Mount of Olives. The place God's glory was promised to return after departing the temple (Ezek. 43:1). Also the location where God promised Messiah would set his feet (Zech. 14:4). rejoice and praise God. Jesus' disciples remembered all of the miracles God accomplished through Jesus. His ministry was marked by powerful works and preaching (24:19). This brought joy to the crowd.

Luke 19:38

The disciples' (v. 37) saying is based on Ps. 118:26. It was used to greet those traveling to Jerusalem for the holy feasts. By adding the word king they indicated their belief that Jesus' royal purpose. However, they could not understand the nature of his Messianic kingship until after his death and resurrection (Mark 9:32; John 12:16; 13:7). peace . . . glory. Similar to the praise sung by angels at Jesus' birth (2:14). However, the emphasis shifted from earth to heaven. God's plan for salvation is being fulfilled.

Luke 19:39

Many of the religious leaders in Israel had long opposed Jesus. They could not deny that he was from God. But like the all the prophets before him, they did not like his message (11:47-51). They did not welcome his critique of their lives and his calls for repentance (11:37-45). Moreover, they did not accept him as the Messiah King (v. 4; 20:9-18; 22:67-71). Pharisees. See note on 5:17.

Luke 19:40

Even if the disciples did not fully understand Jesus' kingship, their praise was appropriate. stones would cry out. If no one would praise the coming of the King, then the creation itself would praise him (see Ps. 96:10-13; Isa. 55:12; Hab. 2:11).

Luke 19:41-42

wept. Jesus was sorrowful over the spiritual state of his people (see note on 13:34). Jesus knew that many in Israel would reject him (John 12:37-40). But he still mourned for them and wished them to embrace the salvation he offered (v. 44; see Ezek. 18:23, 32; Rom. 9:1-5).

Luke 19:43-44

Jesus prophesies Jerusalem's destruction in A.D. 70 (see note 21:5-6). It will be a horrendous event that prefigures the final judgment on the last day. barricade. Before their siege on the city, the Roman army built structures around the city that prevented people from entering or leaving (21:20). strike you down. A description of the slaughter that will take place. stone upon another. Another description of the totality of the destruction. The ancient historian Josephus described those dark days in more detail (Wars 7.1.1 and 7.8.7). because. The reason for Jerusalem's destruction. Their spiritual blindness left them blind to God's saving work through Jesus.
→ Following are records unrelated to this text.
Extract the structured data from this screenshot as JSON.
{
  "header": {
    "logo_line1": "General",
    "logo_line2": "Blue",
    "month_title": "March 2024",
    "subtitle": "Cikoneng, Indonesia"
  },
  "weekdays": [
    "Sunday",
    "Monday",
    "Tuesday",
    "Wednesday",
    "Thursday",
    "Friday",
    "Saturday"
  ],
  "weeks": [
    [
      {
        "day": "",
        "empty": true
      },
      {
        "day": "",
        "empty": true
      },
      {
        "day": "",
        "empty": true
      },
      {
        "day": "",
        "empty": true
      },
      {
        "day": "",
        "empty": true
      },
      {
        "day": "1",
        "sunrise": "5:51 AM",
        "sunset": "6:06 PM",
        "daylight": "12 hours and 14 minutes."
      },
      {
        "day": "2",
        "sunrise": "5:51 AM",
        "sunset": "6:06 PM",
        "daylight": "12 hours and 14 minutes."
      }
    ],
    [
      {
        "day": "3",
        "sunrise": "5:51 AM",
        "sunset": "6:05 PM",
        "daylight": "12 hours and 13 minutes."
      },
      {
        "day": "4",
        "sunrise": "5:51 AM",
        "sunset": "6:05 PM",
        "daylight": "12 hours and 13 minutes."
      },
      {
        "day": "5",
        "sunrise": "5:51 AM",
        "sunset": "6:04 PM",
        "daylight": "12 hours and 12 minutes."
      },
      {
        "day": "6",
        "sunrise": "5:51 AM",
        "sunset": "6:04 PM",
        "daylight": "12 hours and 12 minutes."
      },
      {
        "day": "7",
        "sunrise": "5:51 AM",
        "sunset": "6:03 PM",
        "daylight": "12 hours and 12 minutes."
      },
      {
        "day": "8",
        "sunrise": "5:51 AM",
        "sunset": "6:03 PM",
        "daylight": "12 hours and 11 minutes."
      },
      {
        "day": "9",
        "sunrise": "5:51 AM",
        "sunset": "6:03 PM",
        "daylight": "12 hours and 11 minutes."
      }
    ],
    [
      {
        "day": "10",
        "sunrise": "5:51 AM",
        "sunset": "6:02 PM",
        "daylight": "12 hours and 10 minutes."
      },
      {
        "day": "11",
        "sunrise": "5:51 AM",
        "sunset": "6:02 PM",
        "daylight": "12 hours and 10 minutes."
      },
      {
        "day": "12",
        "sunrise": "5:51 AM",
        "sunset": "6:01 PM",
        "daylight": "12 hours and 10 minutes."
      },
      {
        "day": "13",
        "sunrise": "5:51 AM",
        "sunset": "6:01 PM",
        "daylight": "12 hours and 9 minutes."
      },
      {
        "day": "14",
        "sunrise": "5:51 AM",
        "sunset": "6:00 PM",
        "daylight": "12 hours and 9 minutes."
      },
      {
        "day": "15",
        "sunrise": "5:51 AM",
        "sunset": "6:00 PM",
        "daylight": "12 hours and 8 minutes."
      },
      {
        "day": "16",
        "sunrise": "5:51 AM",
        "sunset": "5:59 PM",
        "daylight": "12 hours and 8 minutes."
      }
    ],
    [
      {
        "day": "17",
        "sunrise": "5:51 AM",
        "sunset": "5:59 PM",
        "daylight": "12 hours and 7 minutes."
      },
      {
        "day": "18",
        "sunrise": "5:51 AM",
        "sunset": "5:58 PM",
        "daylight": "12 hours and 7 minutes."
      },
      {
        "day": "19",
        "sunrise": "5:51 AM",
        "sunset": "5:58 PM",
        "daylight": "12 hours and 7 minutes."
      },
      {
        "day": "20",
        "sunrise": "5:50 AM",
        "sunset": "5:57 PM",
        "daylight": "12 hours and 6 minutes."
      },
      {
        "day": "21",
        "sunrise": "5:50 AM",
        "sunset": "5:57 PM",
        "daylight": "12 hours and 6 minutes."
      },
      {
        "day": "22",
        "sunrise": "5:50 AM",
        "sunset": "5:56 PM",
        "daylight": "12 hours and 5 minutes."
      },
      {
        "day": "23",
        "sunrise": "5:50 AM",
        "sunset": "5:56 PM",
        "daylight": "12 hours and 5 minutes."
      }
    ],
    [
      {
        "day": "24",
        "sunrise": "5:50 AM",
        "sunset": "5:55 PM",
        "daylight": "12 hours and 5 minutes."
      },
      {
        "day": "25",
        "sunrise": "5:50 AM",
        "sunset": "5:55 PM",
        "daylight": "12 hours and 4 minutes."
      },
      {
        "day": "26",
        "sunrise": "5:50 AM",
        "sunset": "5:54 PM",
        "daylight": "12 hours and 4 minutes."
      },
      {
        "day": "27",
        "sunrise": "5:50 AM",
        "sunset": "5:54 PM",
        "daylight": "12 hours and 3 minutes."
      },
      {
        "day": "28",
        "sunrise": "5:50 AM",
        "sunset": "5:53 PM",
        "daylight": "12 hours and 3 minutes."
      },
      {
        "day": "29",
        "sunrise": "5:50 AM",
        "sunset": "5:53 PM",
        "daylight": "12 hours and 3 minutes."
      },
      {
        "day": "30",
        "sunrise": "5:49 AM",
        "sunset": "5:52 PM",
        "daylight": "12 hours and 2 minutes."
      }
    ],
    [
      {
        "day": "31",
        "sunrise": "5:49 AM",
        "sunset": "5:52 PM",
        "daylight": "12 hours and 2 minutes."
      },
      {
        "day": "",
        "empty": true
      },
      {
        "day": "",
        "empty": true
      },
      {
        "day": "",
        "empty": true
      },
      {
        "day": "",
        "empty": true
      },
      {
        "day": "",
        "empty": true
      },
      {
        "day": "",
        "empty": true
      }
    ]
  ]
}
Jesus Cleanses the Temple - Luke 19:45-48

Jesus cleansed the temple of sellers and challenged the people to spiritual authenticity. John recorded a cleansing at the beginning of Jesus ministry (John 2:13-22). The other Gospel writers, including Luke, recorded this cleansing (Matt. 21:12-16; Mark 11:15-18). So these may be two separate cleansings. Jesus displayed zeal for God's house and true worship among God's people.

Luke 19:45

temple . . . selling. The Jewish temple was the center of religious life for ancient Israel. Many people would travel to be in Jerusalem during the feasts (see note on 2:41-42). Rather than travel with animals that would be offered as sacrifices, they relied on buying near the temple. Moreover, the temple offerings could not be given using normal coins which bore an image and violated Exod. 20:4. So, they exchanged their money for a special Tyrian coin, which was acceptable. cast out. The temple in Jesus' day has multiple areas and courts designated for different types of people. The place where the sellers had set up was the Gentiles' Court. Other people could be there, but it was the only place non-Jews could be near the temple. The sellers had set-up their booths in this area, which was supposed to be a place of prayer (v. 46).